29/10/13 às 23:42 Atualizado em 17/10/19 as 19:10
Um Dia na Vida, de Eduardo Coutinho

Concluído em 2010, esse longa-metragem de Eduardo Coutinho não pode ser exibido em circuito comercial por problemas de direitos autorais. O renomado documentarista gravou 19 horas de programas e comerciais de canais abertos e editou o material, gerando pouco mais de uma hora e meia de filme. Nas mãos erradas, essa ideia corria risco de ser apenas um truque pretensioso e sem valor, mas nas de Coutinho, virou uma narrativa reveladora e impactante sobre a televisão brasileira.

Sob certo aspecto, Um Dia na Vida pode ser considerado um filme de horror. O longa é a prova mais enfática do potencial de nossa televisão para materializar uma distopia completa, um futuro pós-apocalíptico que rivaliza com clássicos sci-fi. Ficam evidentes os excessos na exploração ambígua da violência e demais assuntos frívolos ou ultrajantes, quase sempre trazidos ao público por figuras grotescas (e paradoxalmente carismáticas).

O panorama escolhido por Coutinho expõe uma catástrofe em diversos aspectos: as pautas são imbecis, os apresentadores são canalhas, a edição é leviana… praticamente tudo é motivo de vergonha para quem assistir com senso crítico a esses conteúdos. A ferida fica tão aberta que qualquer profissional atuante na área questionará, em algum nível, se resta qualquer nobreza no contexto em que está inserido.

Reservo apenas uma defesa de conteúdo para a breve aparição de um programa da MTV na porção final do filme. O trecho, que oferece Marcelo Adnet, Falcão e Massacration, é o único em que a televisão satiriza a si mesma, demonstrando sobriedade e sinceridade muito rarefeitas nesse meio.
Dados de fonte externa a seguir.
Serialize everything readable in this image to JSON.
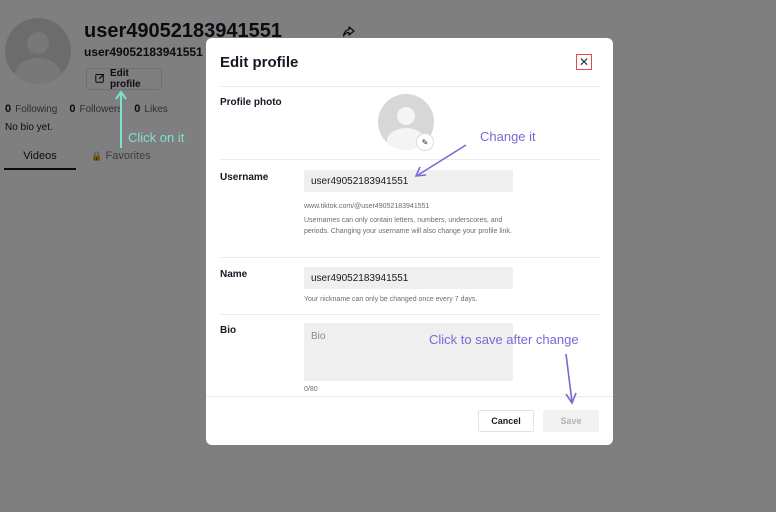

É lamentável que esse único respiro de consciência venha de uma emissora que deu suspiro derradeiro enquanto canal aberto há algumas semanas.

O problema fora da tela

A sucessão de imagens arranjada por Coutinho pode fazer o espectador se sentir um pouco como o personagem Alex diante dos experimentos audiovisuais de Laranja Mecânica, de Stanley Kubrick. A propósito, a reação do público, ao menos na sessão da última sexta-feira (25), provou ser um dos pontos altos nesta empreitada original e arriscada do diretor. Repulsa, estupefação, euforia – quase nada aparecia na tela sem mexer bastante com a plateia.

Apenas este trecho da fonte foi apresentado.